Менестрель, не обратив внимания на лежавшего у берега человека, прошел было мимо легким шагом и с веселой песней на устах, но Кенелм встал и, протянув ему руку, - сказал:
– Надеюсь, вы не разделяете испуга Макса, встретившись со мной?
– А! Мой юный философ, неужели это вы?
– Если вы называете меня философом, то, конечно, это не я. И, по совести говоря, я уже не тот, кто два года назад провел с вами приятный день на полях Ласкомба.
– Или тот, кто советовал мне в Тор-Эдеме настроить лиру на похвалы бифштексу. Я тоже теперь не совсем тот, чья собака подходила к вам с подносом за лептой.
– Но вы, как и прежде, шагаете по миру с песней.
– Даже и это бродяжничество подходит к концу. Но я потревожил ваш отдых и предпочитаю разделить его. Нам с вами, вероятно, не по пути, а так как я не тороплюсь, мне не хотелось бы утратить возможность, предоставленную мне счастливым случаем, возобновить знакомство с человеком, о котором я часто вспоминал после нашей последней встречи.
С этими словами певец растянулся на берегу, и Кенелм последовал его примеру.
Действительно, в хозяине собаки была заметна значительная перемена: выражение лица и изменившаяся манера держать себя. Одет он был уже не в цыганский наряд, в котором Кенелм в первый раз встретил странствующего певца, и не в тот изящный костюм, который так шел к его стройной фигуре, когда он делал визиты в Лакомбе. На нем была теперь простая и легкая Летняя одежда английского джентльмена, который отправился на продолжительную загородную прогулку. Когда менестрель снял шляпу, чтобы освежить голову прохладным ветерком, на красивом рубенсовском лице его отразилось более строгое достоинство, а на широком лбу - более сосредоточенная мысль. В густых каштановых кудрях на голове и в бороде сверкали две-три серебряные нити. А в его обращении, хотя по-прежнему искреннем, чувствовалось возросшее самоуважение, не надменное, но мужественное, которое идет человеку зрелых лет и прочного положения в жизни, когда он обращается к другому, намного моложе его, по всей вероятности еще не достигшему ничего, помимо случайных привилегий рождения.

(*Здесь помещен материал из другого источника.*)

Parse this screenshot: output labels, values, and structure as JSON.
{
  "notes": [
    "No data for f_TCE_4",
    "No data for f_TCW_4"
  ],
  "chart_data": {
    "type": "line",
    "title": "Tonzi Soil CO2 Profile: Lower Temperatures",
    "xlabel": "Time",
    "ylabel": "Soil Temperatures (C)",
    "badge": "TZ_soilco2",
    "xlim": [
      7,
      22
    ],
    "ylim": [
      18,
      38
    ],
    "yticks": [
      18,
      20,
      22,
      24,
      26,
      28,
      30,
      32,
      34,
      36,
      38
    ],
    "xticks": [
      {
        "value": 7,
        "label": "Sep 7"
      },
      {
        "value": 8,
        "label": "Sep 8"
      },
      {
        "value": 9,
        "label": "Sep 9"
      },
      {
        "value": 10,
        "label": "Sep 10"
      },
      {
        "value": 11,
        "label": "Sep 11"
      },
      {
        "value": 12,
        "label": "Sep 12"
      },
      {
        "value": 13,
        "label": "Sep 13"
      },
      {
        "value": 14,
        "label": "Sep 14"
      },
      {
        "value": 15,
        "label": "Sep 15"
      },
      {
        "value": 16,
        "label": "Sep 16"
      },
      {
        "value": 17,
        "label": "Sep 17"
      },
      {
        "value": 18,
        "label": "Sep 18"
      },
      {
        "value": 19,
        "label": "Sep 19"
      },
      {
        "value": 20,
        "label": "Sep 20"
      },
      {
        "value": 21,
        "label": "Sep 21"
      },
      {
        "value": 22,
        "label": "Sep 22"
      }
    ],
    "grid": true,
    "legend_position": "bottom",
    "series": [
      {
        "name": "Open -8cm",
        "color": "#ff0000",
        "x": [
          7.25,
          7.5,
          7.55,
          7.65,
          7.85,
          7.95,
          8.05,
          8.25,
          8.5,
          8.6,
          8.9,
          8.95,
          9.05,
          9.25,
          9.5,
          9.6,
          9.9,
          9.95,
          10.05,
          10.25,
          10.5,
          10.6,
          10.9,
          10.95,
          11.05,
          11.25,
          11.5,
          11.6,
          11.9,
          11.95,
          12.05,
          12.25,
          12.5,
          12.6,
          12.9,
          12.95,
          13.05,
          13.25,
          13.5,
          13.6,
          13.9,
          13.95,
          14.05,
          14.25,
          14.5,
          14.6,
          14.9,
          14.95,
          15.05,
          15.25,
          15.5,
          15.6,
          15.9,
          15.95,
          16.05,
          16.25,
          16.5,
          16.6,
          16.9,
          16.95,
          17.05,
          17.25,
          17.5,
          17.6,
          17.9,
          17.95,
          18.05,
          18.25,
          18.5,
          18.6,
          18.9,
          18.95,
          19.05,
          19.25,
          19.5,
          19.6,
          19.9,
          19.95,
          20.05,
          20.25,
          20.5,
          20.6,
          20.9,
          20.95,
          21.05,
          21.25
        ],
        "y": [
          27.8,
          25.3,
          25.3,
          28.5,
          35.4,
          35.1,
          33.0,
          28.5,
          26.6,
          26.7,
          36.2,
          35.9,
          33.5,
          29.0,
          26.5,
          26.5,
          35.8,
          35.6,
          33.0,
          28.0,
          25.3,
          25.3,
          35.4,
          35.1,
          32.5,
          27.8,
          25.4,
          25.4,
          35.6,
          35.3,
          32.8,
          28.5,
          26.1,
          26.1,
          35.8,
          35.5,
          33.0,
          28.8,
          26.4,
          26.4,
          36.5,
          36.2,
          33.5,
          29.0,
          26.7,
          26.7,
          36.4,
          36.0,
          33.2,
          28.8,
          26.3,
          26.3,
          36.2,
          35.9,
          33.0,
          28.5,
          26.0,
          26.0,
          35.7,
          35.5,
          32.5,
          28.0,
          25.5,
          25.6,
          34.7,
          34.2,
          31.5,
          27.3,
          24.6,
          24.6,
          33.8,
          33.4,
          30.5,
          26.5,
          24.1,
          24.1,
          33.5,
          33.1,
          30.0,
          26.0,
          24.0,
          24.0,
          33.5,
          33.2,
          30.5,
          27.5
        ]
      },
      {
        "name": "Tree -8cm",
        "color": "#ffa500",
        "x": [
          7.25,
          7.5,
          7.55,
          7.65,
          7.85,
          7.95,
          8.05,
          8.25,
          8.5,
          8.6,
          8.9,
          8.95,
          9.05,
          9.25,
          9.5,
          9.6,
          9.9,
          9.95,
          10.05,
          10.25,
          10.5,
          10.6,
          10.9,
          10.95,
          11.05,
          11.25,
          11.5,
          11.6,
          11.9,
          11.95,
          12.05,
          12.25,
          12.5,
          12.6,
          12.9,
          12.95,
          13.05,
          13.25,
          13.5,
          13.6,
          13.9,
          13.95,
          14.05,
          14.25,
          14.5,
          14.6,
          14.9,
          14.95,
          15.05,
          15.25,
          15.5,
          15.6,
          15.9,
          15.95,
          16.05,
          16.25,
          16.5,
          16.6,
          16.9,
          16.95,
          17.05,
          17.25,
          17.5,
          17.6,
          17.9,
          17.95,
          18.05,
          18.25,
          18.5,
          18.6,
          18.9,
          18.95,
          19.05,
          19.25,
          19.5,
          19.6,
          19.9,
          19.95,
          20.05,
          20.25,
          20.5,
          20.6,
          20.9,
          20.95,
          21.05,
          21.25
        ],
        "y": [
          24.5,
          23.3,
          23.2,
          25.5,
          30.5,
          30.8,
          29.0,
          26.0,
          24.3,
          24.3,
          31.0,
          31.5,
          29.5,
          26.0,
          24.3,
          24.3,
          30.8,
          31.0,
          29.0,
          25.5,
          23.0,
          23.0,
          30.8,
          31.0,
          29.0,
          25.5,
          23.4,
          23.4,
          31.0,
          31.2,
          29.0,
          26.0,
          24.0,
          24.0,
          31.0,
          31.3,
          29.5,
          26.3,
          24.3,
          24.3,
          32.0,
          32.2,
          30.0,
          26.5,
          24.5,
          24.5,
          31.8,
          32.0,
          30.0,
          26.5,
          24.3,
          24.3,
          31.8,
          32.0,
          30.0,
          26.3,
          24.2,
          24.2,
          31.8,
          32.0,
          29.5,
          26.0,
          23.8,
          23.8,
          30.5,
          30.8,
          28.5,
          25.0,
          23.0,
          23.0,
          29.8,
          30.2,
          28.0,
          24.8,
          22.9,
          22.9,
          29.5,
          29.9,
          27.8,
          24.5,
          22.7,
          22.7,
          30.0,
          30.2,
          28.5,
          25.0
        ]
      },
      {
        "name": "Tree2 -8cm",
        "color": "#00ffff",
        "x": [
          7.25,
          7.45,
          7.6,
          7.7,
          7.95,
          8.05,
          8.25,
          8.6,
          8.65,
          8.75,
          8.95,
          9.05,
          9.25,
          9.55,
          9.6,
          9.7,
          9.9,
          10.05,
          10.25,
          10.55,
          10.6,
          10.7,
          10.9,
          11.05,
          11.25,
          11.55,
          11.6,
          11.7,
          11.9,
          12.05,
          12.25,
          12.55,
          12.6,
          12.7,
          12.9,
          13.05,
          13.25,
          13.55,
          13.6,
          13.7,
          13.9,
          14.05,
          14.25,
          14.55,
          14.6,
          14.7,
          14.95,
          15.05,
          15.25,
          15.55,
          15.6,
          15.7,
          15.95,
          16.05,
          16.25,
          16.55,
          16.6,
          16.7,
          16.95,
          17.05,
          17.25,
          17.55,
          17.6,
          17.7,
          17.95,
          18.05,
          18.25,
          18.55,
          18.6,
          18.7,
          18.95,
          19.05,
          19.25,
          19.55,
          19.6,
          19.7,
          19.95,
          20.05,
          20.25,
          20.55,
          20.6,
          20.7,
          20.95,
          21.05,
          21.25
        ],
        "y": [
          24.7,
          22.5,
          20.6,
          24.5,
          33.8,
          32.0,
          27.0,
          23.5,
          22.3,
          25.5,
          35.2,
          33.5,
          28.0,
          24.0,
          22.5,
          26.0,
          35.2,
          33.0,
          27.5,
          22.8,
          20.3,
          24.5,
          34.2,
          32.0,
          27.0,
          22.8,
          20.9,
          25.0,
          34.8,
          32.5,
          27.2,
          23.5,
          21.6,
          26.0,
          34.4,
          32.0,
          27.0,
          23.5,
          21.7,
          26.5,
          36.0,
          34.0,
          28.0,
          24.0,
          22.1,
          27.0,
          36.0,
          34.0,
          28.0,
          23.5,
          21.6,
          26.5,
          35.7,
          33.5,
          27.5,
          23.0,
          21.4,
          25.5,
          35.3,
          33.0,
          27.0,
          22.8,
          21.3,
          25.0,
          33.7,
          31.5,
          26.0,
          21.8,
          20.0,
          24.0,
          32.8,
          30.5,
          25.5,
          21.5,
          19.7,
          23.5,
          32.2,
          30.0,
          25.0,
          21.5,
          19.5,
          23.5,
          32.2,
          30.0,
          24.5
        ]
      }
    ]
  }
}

– Да, - сказал менестрель, сдерживая вздох, - последний год, когда мой досуг проходил в странствиях, окончен. Я помню, что в первый день, когда мы встретились у придорожного фонтана, я советовал вам, подобно мне, искать развлечений и приключений странника-пешехода. Теперь, когда я вижу вас, очевидно джентльмена по рождению и образованию, все еще путешествующего пешком, мне кажется, что я обязан сказать: "Довольно с вас! Бродячая жизнь имеет не только приятные стороны, но и опасности. Прекратите ее и перейдите к оседлому существованию".
– Я и думаю это сделать, - лаконично ответил Кенелм.
– Вот как! Какой же профессии вы собираетесь себя посвятить? Военной, юридической, медицинской?
– Нет.
– А, стало быть, вы женитесь! Прекрасно, дайте мне вашу руку! Значит, вы наконец обрели интерес к юбке и в реальной жизни, а не только на полотне?
– Я заключаю, - сказал Кенелм, оставляя без внимания игривое замечание собеседника, - я заключаю из ваших слов, что вы и сами собираетесь перейти на оседлость благодаря браку.